On Sun, Nov 21, 2010 at 12:35 PM, Frederic Da Vitoria
<davito...@gmail.com>wrote:

> 2010/11/20 Nikki <aei...@gmail.com>
>
> Frederic Da Vitoria wrote:
>>
>> > Either we decide to keep those ARs at Track level and have them
>> > automatically replicated to works (clumsy IMO) or we get rid of those
>> ARs at
>> > Track level and decide that they should be used only at Work or
>> Recording
>> > level. In the first case, the section still applies because setting the
>> ARs
>> > to the Tracks will be the only way to be able to correctly mirror them
>> to
>> > the Works or Recordings, in the second case, those ARs simply won't be
>> > relevant to the section any more.
>>
>> What we currently know as tracks will become recordings and what NGS
>> calls a track doesn't have relationships.
>>
>> Most of the relationships only exist on recordings or works, not both.

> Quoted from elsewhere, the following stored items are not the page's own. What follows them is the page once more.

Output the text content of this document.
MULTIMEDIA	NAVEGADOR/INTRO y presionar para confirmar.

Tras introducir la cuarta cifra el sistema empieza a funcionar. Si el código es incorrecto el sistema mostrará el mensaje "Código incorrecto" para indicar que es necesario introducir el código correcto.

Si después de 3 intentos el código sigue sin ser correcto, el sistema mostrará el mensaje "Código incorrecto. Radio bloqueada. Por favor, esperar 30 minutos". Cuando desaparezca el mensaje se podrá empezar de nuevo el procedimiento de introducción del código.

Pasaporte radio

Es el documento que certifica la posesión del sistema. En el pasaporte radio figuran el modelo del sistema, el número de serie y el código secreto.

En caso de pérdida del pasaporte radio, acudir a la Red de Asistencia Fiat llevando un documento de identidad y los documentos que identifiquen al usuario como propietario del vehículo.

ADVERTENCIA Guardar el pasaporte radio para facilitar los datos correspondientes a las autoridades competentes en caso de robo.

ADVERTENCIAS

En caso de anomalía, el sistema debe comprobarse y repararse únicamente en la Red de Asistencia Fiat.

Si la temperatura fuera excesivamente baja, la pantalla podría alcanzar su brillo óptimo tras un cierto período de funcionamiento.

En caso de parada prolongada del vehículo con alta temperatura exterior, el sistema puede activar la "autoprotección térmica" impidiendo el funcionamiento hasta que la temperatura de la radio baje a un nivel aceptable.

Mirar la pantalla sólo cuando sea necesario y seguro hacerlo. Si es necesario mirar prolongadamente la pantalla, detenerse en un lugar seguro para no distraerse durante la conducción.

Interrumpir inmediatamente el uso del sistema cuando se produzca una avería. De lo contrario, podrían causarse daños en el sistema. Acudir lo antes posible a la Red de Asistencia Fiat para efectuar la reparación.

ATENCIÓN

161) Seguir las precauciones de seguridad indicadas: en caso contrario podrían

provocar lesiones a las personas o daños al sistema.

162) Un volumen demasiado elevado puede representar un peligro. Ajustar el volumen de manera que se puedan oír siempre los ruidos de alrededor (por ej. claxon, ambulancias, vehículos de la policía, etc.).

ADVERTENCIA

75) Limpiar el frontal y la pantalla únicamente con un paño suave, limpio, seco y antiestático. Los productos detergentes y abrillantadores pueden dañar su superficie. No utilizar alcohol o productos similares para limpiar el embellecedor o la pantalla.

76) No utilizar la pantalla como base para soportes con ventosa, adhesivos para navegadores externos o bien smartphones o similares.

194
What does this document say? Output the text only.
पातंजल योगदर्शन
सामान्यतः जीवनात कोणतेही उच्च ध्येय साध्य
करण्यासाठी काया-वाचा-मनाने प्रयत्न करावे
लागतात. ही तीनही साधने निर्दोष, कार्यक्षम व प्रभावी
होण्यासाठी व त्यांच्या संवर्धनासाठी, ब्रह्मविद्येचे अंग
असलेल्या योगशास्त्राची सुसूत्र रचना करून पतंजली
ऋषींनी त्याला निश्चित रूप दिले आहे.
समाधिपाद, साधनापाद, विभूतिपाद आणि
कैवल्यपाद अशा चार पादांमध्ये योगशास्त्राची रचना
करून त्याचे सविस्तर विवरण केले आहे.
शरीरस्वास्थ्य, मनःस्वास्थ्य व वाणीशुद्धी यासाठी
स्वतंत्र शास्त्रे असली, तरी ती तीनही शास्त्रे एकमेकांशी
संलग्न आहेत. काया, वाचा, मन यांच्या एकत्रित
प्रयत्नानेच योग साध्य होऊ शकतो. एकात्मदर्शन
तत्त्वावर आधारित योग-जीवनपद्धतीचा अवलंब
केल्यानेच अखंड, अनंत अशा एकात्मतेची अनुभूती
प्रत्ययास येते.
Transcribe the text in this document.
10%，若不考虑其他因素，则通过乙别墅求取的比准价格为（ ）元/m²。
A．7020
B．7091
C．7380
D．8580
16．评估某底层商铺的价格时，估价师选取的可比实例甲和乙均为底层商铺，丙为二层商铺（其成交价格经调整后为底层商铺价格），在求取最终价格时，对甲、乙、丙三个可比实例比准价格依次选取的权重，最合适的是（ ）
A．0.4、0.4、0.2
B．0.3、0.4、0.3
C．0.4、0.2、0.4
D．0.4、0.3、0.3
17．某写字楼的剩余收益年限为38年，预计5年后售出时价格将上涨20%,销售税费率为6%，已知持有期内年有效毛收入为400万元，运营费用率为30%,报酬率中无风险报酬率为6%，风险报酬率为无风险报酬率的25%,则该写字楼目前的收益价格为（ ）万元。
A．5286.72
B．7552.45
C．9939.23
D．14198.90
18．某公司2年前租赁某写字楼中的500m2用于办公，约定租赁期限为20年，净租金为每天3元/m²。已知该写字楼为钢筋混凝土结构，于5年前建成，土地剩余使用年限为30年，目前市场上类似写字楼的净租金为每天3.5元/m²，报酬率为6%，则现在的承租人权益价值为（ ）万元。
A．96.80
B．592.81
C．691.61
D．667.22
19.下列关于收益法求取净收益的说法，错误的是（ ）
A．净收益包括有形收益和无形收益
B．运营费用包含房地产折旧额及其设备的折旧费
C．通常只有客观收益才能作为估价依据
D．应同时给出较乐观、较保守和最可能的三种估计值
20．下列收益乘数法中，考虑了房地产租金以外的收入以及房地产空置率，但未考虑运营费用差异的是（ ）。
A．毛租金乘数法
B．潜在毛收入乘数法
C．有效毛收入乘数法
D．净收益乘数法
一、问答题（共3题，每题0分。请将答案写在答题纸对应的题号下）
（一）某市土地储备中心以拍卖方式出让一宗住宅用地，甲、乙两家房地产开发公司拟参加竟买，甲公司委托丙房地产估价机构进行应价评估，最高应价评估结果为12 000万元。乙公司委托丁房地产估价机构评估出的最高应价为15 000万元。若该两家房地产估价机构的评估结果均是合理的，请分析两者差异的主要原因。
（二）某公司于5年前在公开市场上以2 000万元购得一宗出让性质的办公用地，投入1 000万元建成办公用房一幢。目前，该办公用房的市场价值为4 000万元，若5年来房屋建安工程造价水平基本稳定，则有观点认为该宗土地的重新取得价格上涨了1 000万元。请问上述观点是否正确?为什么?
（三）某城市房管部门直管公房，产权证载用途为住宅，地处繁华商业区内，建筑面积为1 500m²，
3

>> The upgrade script moves them to the right level (and any tracks with
>> relationships which become work relationships will automatically have a
>> work created and linked to the recording)
>>
>> For example, if you currently have a track called "Some Track" with a
>> composed by relationship for "Artist A" and a performed by relationship
>> for "Artist B", in NGS there will be a recording called "Some Track"
>> which has a performed by relationship for "Artist B", and that recording
>> will be linked to a work called "Some Track" which has a composed by
>> relationship for "Artist A".
>>
>> I think the section is still relevant. It's there because people often
>> think adding a relationship to the release is a shortcut for saying "all
>> tracks" which will still happen in NGS. All that really changes is which
>> entities are involved, at the moment it's tracks, in NGS it will be
>> recordings and works.
>>
>
> No ARs would go to Tracks anymore! I can understand why. Then Recording is
> indeed a bad term. Users will be tempted to merge re-masters because they
> will be the same recording (in the common sense.) But this is a separate
> discussion.
>
> Then Alex Mauer's suggestion seems good.
>
>
>   > One question remains: which ARs will still be at Track level? It
>> depends
>>  > partially on where we split recordings: would a remaster be a different
>>  > recording? My first reaction is to answer no, or the name Recording
>> would be
>>  > a bad name. Then some engineering ARs would still apply to Tracks and
>> thus
>>  > would fit in this section.
>>
>> I would expect a remaster to be a different recording if you can show
>> that it's different (i.e. it has a different ISRC or different
>> relationships), but I wouldn't be surprised if people merge recordings
>> when it's not clear if they're actually different.
>>
>> As for whether it's a bad name, the R is ISRC stands for recording too...
>>
>
> Someone else making the same mistake before us is not really an excuse :-)
> I'd even say it makes things worse: we knew it was wrong but we still did
> it.
>
>
> I've been saying this all along.  It's a problem at the mix and master
levels;  both were initiall conceived as separate levels between the
"recording" and "track" level,  but in the interest of a simpler schema for
the user to understand, all those layers got compressed into what is
essentially one "superlayer" of detail.